Travis shares much with Roman Polanski’s tragic Parisian outsider, Trelkovsky, in The Tenant, released the same year. Yet where Polanski’s protagonist spirals into irreversible psychological collapse, Travis retains just enough humanity to claw his way back. His redeeming quality is his yearning for genuine human connection, particularly his respect for women. His relationship with Betsy collapses not through malice but through profound emotional dysfunction. Likewise, his determination to rescue Iris (Jodie Foster), a vulnerable teenage sex worker, ultimately becomes his salvation. Foster brings extraordinary compassion and intelligence to the role, while Harvey Keitel is chillingly convincing as her manipulative pimp.

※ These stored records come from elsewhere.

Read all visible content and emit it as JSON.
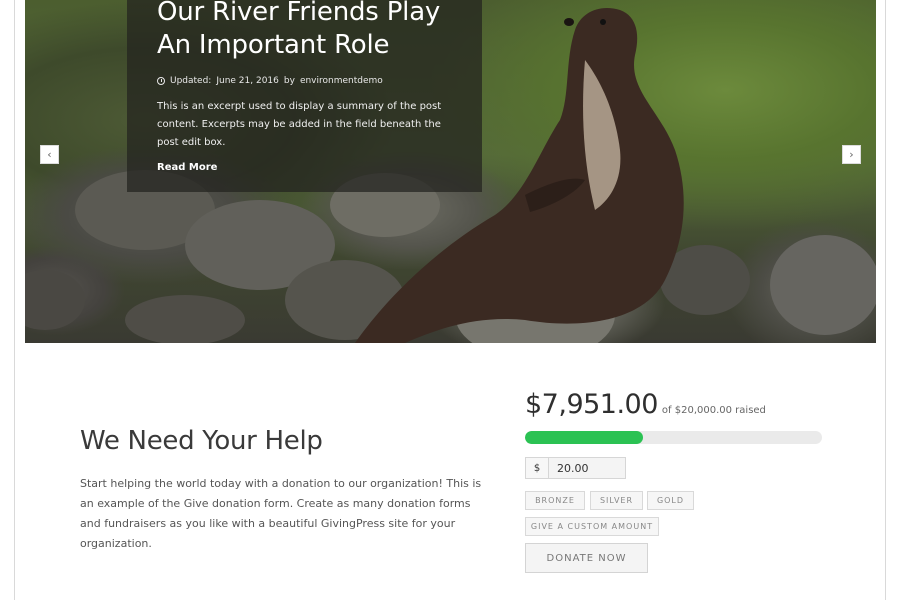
{
  "hero": {
    "title_line1": "Our River Friends Play",
    "title_line2": "An Important Role",
    "meta_prefix": "Updated:",
    "meta_date": "June 21, 2016",
    "meta_by": "by",
    "meta_author": "environmentdemo",
    "excerpt": "This is an excerpt used to display a summary of the post content. Excerpts may be added in the field beneath the post edit box.",
    "read_more": "Read More",
    "prev_icon": "chevron-left-icon",
    "next_icon": "chevron-right-icon"
  },
  "help": {
    "title": "We Need Your Help",
    "text": "Start helping the world today with a donation to our organization! This is an example of the Give donation form. Create as many donation forms and fundraisers as you like with a beautiful GivingPress site for your organization."
  },
  "donation": {
    "raised": "$7,951.00",
    "goal_text": "of $20,000.00 raised",
    "progress_fraction": 0.3976,
    "progress_color": "#2bc253",
    "currency": "$",
    "amount_value": "20.00",
    "levels": [
      "BRONZE",
      "SILVER",
      "GOLD"
    ],
    "custom_label": "GIVE A CUSTOM AMOUNT",
    "donate_label": "DONATE NOW"
  }
}
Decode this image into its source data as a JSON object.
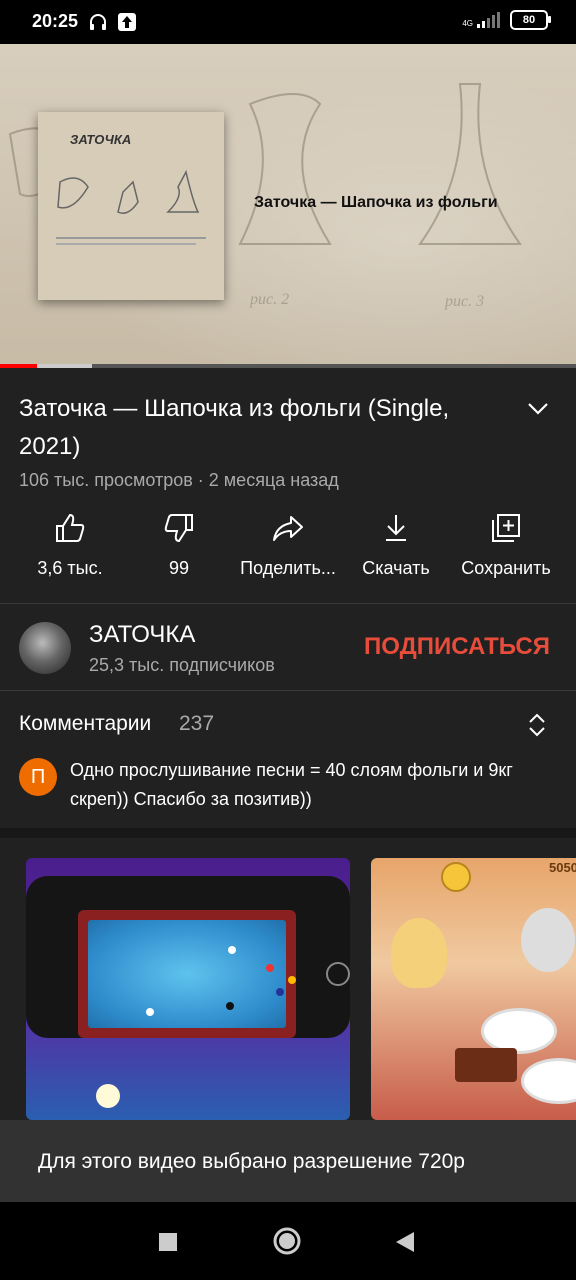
{
  "status_bar": {
    "time": "20:25",
    "network": "4G",
    "battery": "80"
  },
  "video": {
    "overlay_title": "Заточка — Шапочка из фольги",
    "cover_title": "ЗАТОЧКА",
    "progress_fraction": 0.065,
    "buffered_fraction": 0.16
  },
  "details": {
    "title": "Заточка — Шапочка из фольги (Single, 2021)",
    "meta": "106 тыс. просмотров · 2 месяца назад"
  },
  "actions": [
    {
      "label": "3,6 тыс.",
      "icon": "thumbs-up-icon"
    },
    {
      "label": "99",
      "icon": "thumbs-down-icon"
    },
    {
      "label": "Поделить...",
      "icon": "share-icon"
    },
    {
      "label": "Скачать",
      "icon": "download-icon"
    },
    {
      "label": "Сохранить",
      "icon": "add-to-playlist-icon"
    }
  ],
  "channel": {
    "name": "ЗАТОЧКА",
    "subscribers": "25,3 тыс. подписчиков",
    "subscribe_label": "ПОДПИСАТЬСЯ"
  },
  "comments": {
    "title": "Комментарии",
    "count": "237",
    "top_comment": {
      "avatar_letter": "П",
      "text": "Одно прослушивание песни = 40 слоям фольги и 9кг скреп)) Спасибо за позитив))"
    }
  },
  "ads": {
    "card2_coins": "5050"
  },
  "toast": {
    "text": "Для этого видео выбрано разрешение 720p"
  },
  "colors": {
    "background": "#212121",
    "accent_red": "#ff0000",
    "subscribe": "#e84d3c",
    "comment_avatar": "#ef6c00"
  }
}
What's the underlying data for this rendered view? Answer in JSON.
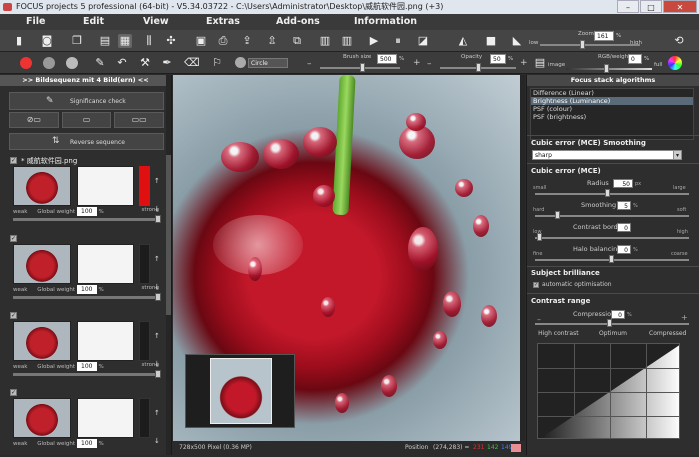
{
  "window": {
    "title": "FOCUS projects 5 professional (64-bit) - V5.34.03722 - C:\\Users\\Administrator\\Desktop\\威航软件园.png (+3)",
    "minimize": "–",
    "maximize": "□",
    "close": "✕"
  },
  "menu": [
    "File",
    "Edit",
    "View",
    "Extras",
    "Add-ons",
    "Information"
  ],
  "toolbar": {
    "zoom_label": "Zoom",
    "zoom_value": "161",
    "zoom_unit": "%",
    "zoom_low": "low",
    "zoom_high": "high",
    "brush_label": "Brush size",
    "brush_value": "500",
    "brush_unit": "%",
    "opacity_label": "Opacity",
    "opacity_value": "50",
    "opacity_unit": "%",
    "shape_value": "Circle",
    "rgb_label": "RGB/weighting",
    "rgb_value": "0",
    "rgb_unit": "%",
    "image_label": "image",
    "full_label": "full"
  },
  "left_panel": {
    "header": ">> Bildsequenz mit 4 Bild(ern) <<",
    "significance_label": "Significance check",
    "reverse_label": "Reverse sequence",
    "frames": [
      {
        "name": "威航软件园.png",
        "weight": "100",
        "unit": "%",
        "weak": "weak",
        "strong": "strong",
        "label": "Global weight",
        "checked": "✓"
      },
      {
        "name": "",
        "weight": "100",
        "unit": "%",
        "weak": "weak",
        "strong": "strong",
        "label": "Global weight",
        "checked": "✓"
      },
      {
        "name": "",
        "weight": "100",
        "unit": "%",
        "weak": "weak",
        "strong": "strong",
        "label": "Global weight",
        "checked": "✓"
      },
      {
        "name": "",
        "weight": "100",
        "unit": "%",
        "weak": "weak",
        "strong": "strong",
        "label": "Global weight",
        "checked": "✓"
      }
    ]
  },
  "status": {
    "dimensions": "728x500 Pixel (0.36 MP)",
    "position_label": "Position",
    "position_value": "(274,283) =",
    "r": "231",
    "g": "142",
    "b": "149",
    "r_color": "#e03030",
    "g_color": "#40c040",
    "b_color": "#4080ff",
    "swatch_color": "#e88e95"
  },
  "right_panel": {
    "header": "Focus stack algorithms",
    "algorithms": [
      "Difference (Linear)",
      "Brightness (Luminance)",
      "PSF (colour)",
      "PSF (brightness)"
    ],
    "selected_index": 1,
    "smoothing_title": "Cubic error (MCE) Smoothing",
    "smoothing_value": "sharp",
    "mce_title": "Cubic error (MCE)",
    "radius_label": "Radius",
    "radius_value": "50",
    "radius_unit": "px",
    "small": "small",
    "large": "large",
    "smoothing_label": "Smoothing",
    "smoothing_num": "5",
    "smoothing_unit": "%",
    "hard": "hard",
    "soft": "soft",
    "contrast_label": "Contrast border",
    "contrast_value": "0",
    "low": "low",
    "high": "high",
    "halo_label": "Halo balancing",
    "halo_value": "0",
    "halo_unit": "%",
    "fine": "fine",
    "coarse": "coarse",
    "brilliance_title": "Subject brilliance",
    "auto_opt": "automatic optimisation",
    "range_title": "Contrast range",
    "compression_label": "Compression",
    "compression_value": "0",
    "compression_unit": "%",
    "minus": "–",
    "plus": "+",
    "tab_high": "High contrast",
    "tab_optimum": "Optimum",
    "tab_compressed": "Compressed"
  }
}
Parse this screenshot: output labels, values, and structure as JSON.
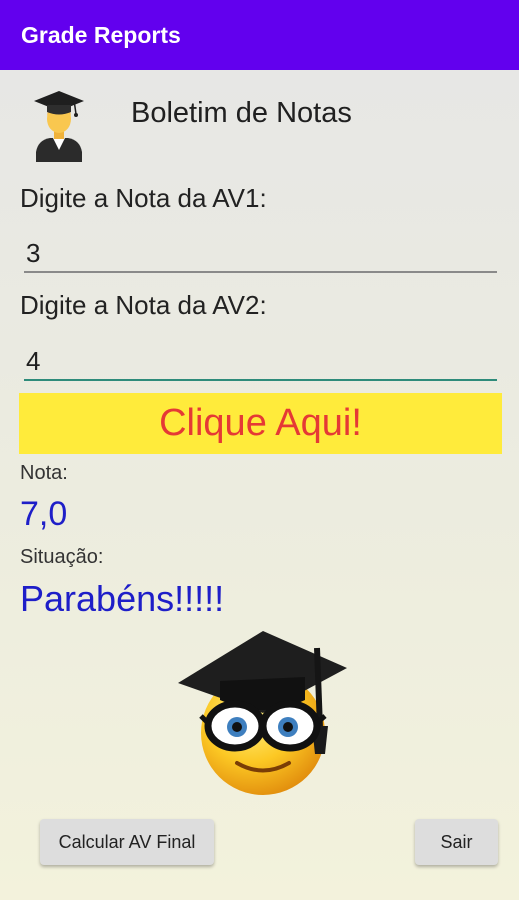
{
  "app_bar": {
    "title": "Grade Reports",
    "color": "#6200ee"
  },
  "header": {
    "icon": "graduate-icon",
    "title": "Boletim de Notas"
  },
  "form": {
    "av1_label": "Digite a Nota da AV1:",
    "av1_value": "3",
    "av2_label": "Digite a Nota da AV2:",
    "av2_value": "4"
  },
  "action_button": {
    "label": "Clique Aqui!",
    "background": "#ffeb3b",
    "text_color": "#e53935"
  },
  "result": {
    "nota_label": "Nota:",
    "nota_value": "7,0",
    "situacao_label": "Situação:",
    "situacao_value": "Parabéns!!!!!",
    "icon": "nerd-smiley-graduation-cap-icon"
  },
  "footer": {
    "calc_button": "Calcular AV Final",
    "exit_button": "Sair"
  }
}
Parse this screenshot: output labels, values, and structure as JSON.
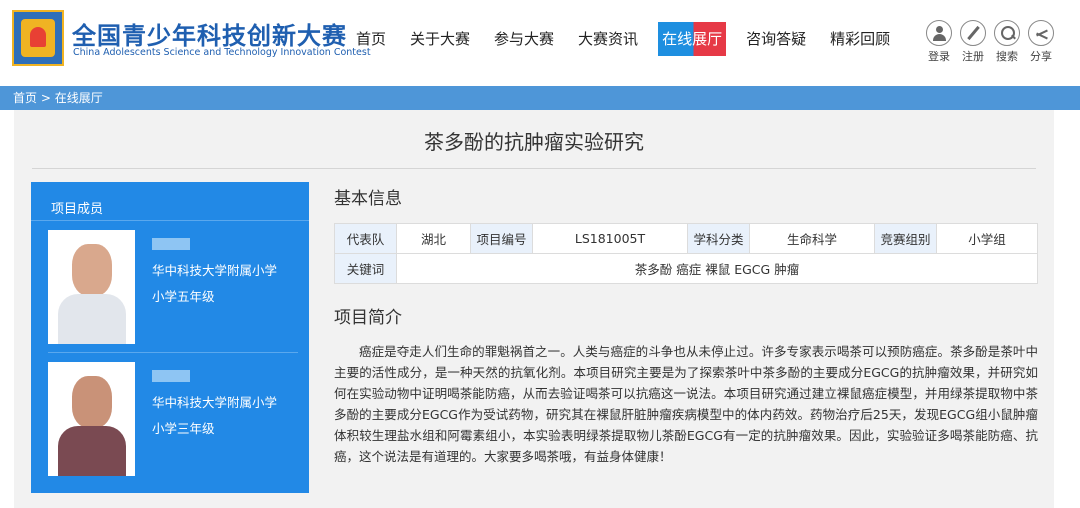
{
  "brand": {
    "title_cn": "全国青少年科技创新大赛",
    "title_en": "China Adolescents Science and Technology Innovation Contest"
  },
  "nav": {
    "items": [
      {
        "label": "首页"
      },
      {
        "label": "关于大赛"
      },
      {
        "label": "参与大赛"
      },
      {
        "label": "大赛资讯"
      },
      {
        "label": "在线展厅",
        "active": true
      },
      {
        "label": "咨询答疑"
      },
      {
        "label": "精彩回顾"
      }
    ]
  },
  "tools": {
    "login": "登录",
    "register": "注册",
    "search": "搜索",
    "share": "分享"
  },
  "breadcrumb": {
    "home": "首页",
    "sep": ">",
    "current": "在线展厅"
  },
  "project": {
    "title": "茶多酚的抗肿瘤实验研究"
  },
  "team": {
    "heading": "项目成员",
    "members": [
      {
        "school": "华中科技大学附属小学",
        "grade": "小学五年级"
      },
      {
        "school": "华中科技大学附属小学",
        "grade": "小学三年级"
      }
    ]
  },
  "basic_info": {
    "heading": "基本信息",
    "labels": {
      "delegation": "代表队",
      "project_no": "项目编号",
      "discipline": "学科分类",
      "group": "竞赛组别",
      "keywords": "关键词"
    },
    "values": {
      "delegation": "湖北",
      "project_no": "LS181005T",
      "discipline": "生命科学",
      "group": "小学组",
      "keywords": "茶多酚 癌症 裸鼠 EGCG 肿瘤"
    }
  },
  "summary": {
    "heading": "项目简介",
    "text": "癌症是夺走人们生命的罪魁祸首之一。人类与癌症的斗争也从未停止过。许多专家表示喝茶可以预防癌症。茶多酚是茶叶中主要的活性成分，是一种天然的抗氧化剂。本项目研究主要是为了探索茶叶中茶多酚的主要成分EGCG的抗肿瘤效果，并研究如何在实验动物中证明喝茶能防癌，从而去验证喝茶可以抗癌这一说法。本项目研究通过建立裸鼠癌症模型，并用绿茶提取物中茶多酚的主要成分EGCG作为受试药物，研究其在裸鼠肝脏肿瘤疾病模型中的体内药效。药物治疗后25天，发现EGCG组小鼠肿瘤体积较生理盐水组和阿霉素组小，本实验表明绿茶提取物儿茶酚EGCG有一定的抗肿瘤效果。因此，实验验证多喝茶能防癌、抗癌，这个说法是有道理的。大家要多喝茶哦，有益身体健康！"
  },
  "colors": {
    "brand_blue": "#1f5fb0",
    "nav_active_blue": "#1e8fe0",
    "nav_active_red": "#e63946",
    "breadcrumb_bg": "#4e96d8",
    "team_panel_bg": "#2289e6"
  }
}
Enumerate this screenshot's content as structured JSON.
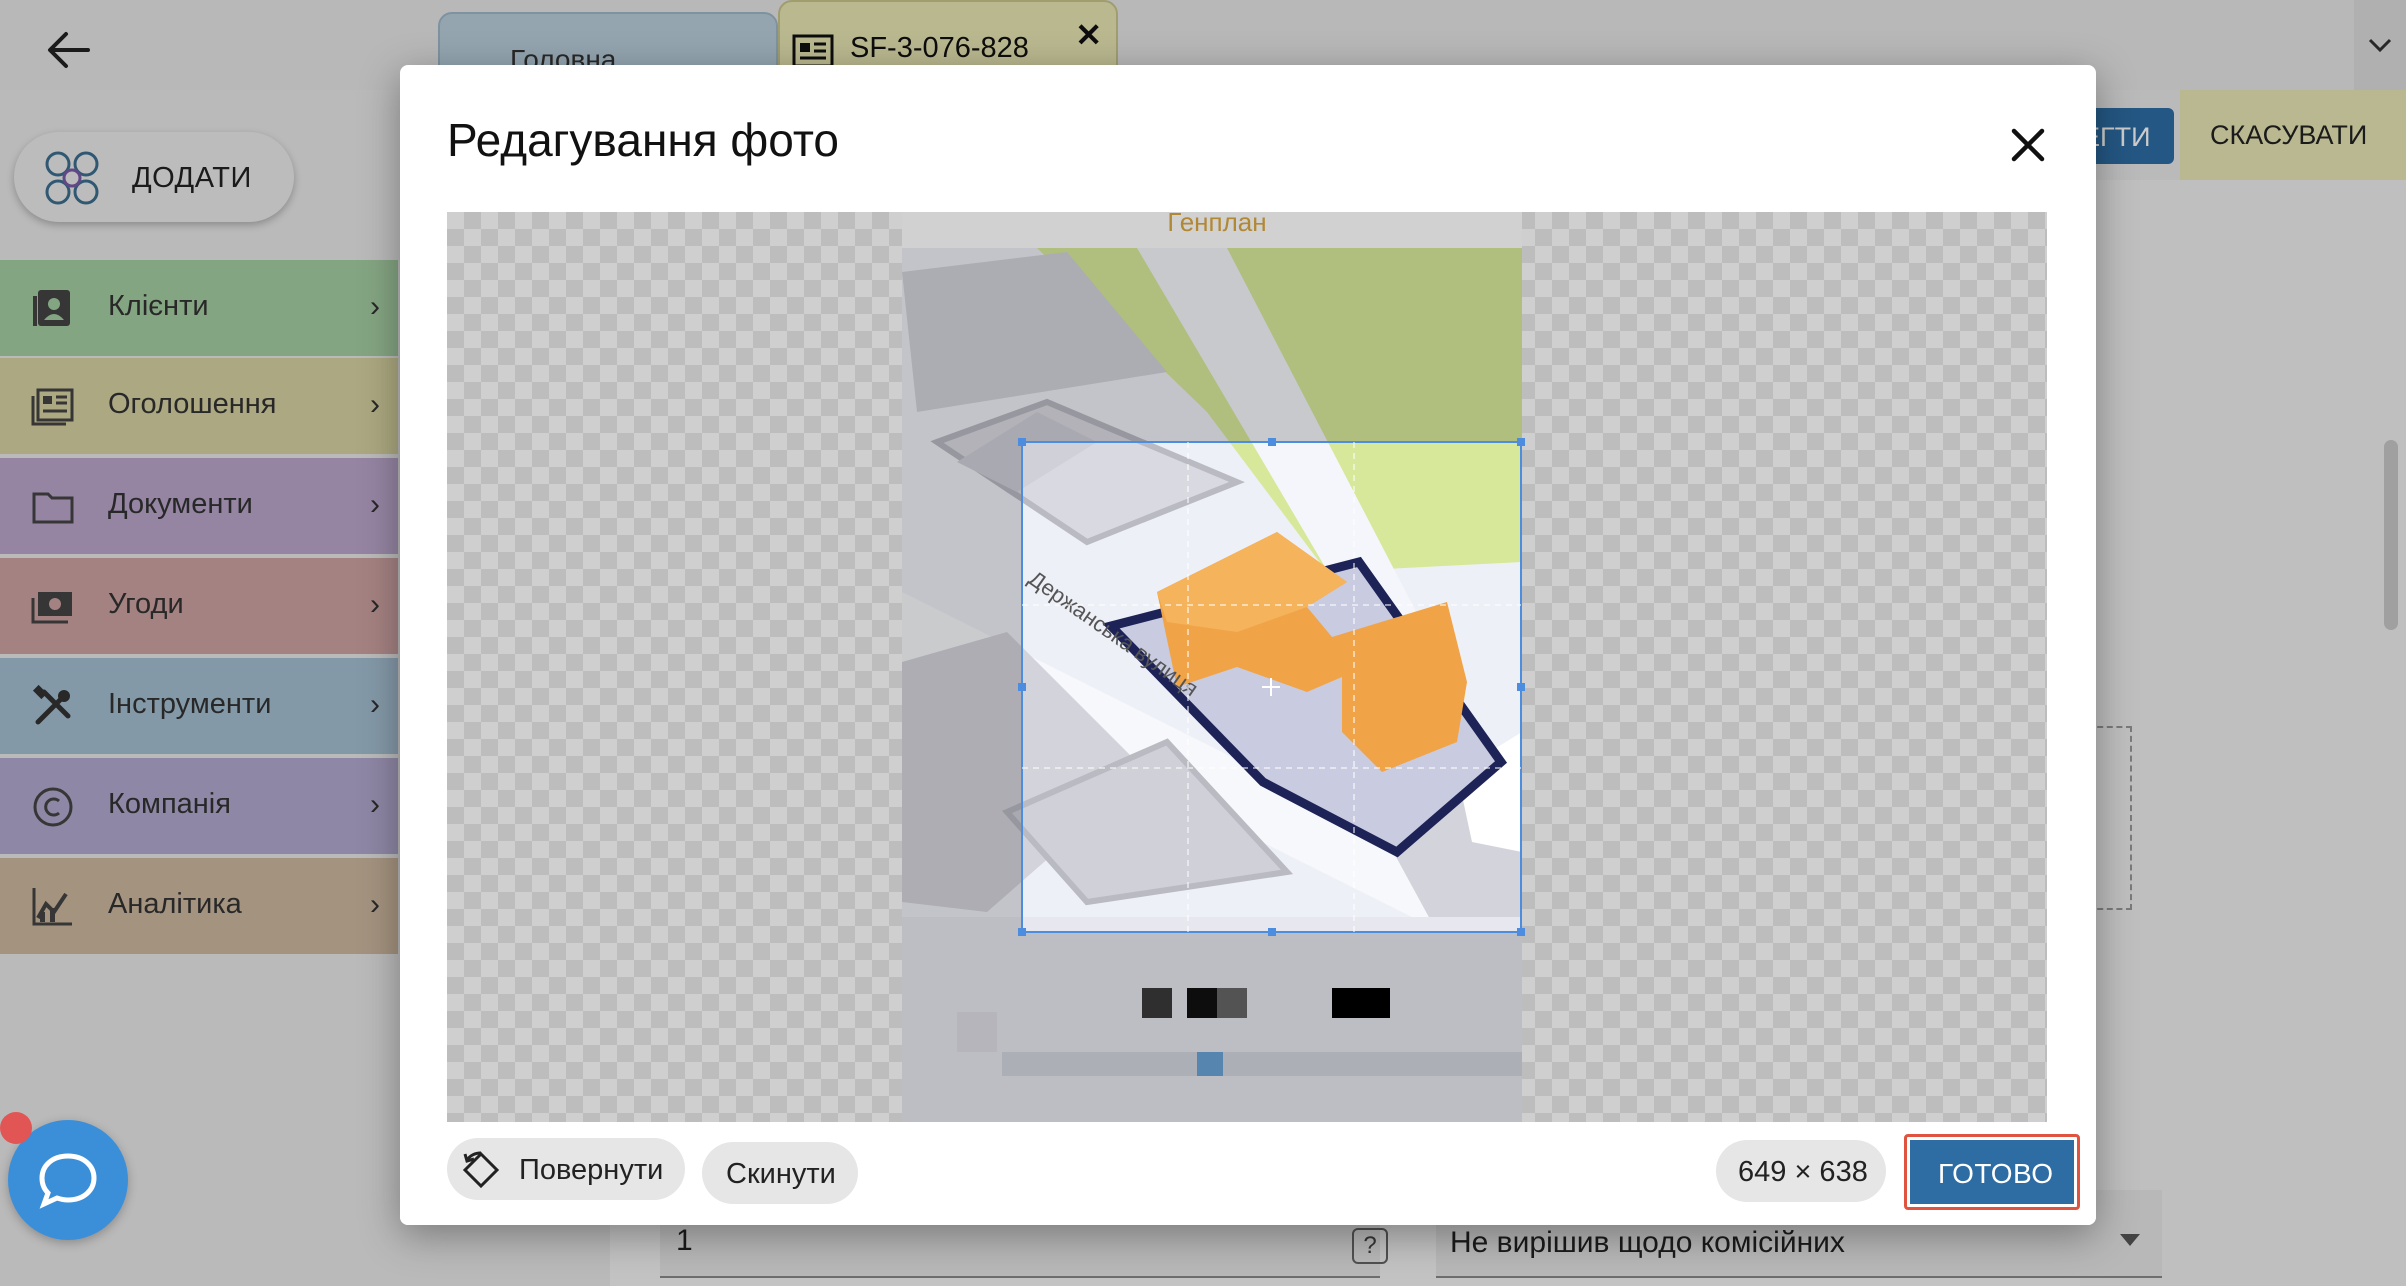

None of Scorsese’s principal characters are inherently evil. They are flawed, damaged people pushed towards the margins by circumstance, loneliness and desperation. Perhaps that is why TAXI DRIVER, despite its darkness, remains an unexpectedly hopeful film—a masterpiece that deservedly won the Palme d’Or, while The Tenant, for all its comparable psychological intensity and acclaimed performances, left Cannes empty-handed.